3

I am trying to print results of my sudoku solving program into terminal like this: 

  +-------+-------+-------+
  | 1 2 3 | 4 5 6 | 7 8 9 |
  | 1 2 3 | 4 5 6 | 7 8 9 |
  | 1 2 3 | 4 5 6 | 7 8 9 |
  +-------+-------+-------+
  | 1 2 3 | 4 5 6 | 7 8 9 |
  | 1 2 3 | 4 5 6 | 7 8 9 |
  | 1 2 3 | 4 5 6 | 7 8 9 |
  +-------+-------+-------+
  | 1 2 3 | 4 5 6 | 7 8 9 |
  | 1 2 3 | 4 5 6 | 7 8 9 |
  | 1 2 3 | 4 5 6 | 7 8 9 |
  +-------+-------+-------+

I store my solution in one dimensional array and I cannot find a way to print it.
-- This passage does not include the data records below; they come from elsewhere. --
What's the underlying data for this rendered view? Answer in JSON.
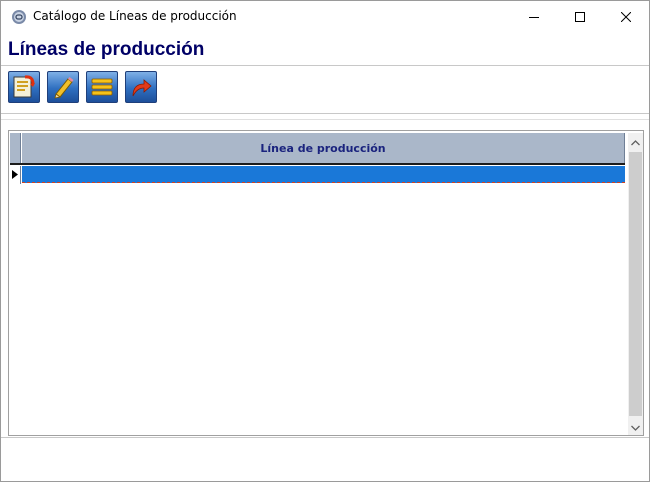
{
  "window": {
    "title": "Catálogo de Líneas de producción",
    "app_icon": "link-gear-icon",
    "controls": [
      "minimize-icon",
      "maximize-icon",
      "close-icon"
    ]
  },
  "form": {
    "heading": "Líneas de producción"
  },
  "toolbar": {
    "buttons": [
      {
        "name": "new-record-button",
        "icon": "new-document-icon"
      },
      {
        "name": "edit-button",
        "icon": "pencil-icon"
      },
      {
        "name": "list-button",
        "icon": "list-icon"
      },
      {
        "name": "exit-button",
        "icon": "return-arrow-icon"
      }
    ]
  },
  "grid": {
    "columns": [
      "Línea de producción"
    ],
    "rows": [
      ""
    ],
    "selected_row": 0
  },
  "colors": {
    "heading": "#000066",
    "header_bg": "#aab7c9",
    "header_text": "#1a237e",
    "selection": "#1a78d8",
    "toolbar_button": "#2f6fc0"
  }
}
This is what I came up with so far:

printf("| %c %c %c | %c %c %c | %c %c %c |\n", test[0],test[1],test[2],test[3],test[4],test[5],test[6],test[7],test[8]);

I cannot use any cycles because I need to draw the "walls" around the numbers. Is there any better way to do it? And why does 

char test[] = {'1','2','3','4','5','6','7','8','9'};
int i = 0;
printf("| %c %c %c | %c %c %c | %c %c %c |\n",   test[i++],test[i++],test[i++],test[i++],test[i++],test[i++],test[i++],test[i++],test[i++]);

returns | 9 8 7 | 6 5 4 | 3 2 1 | Thanks.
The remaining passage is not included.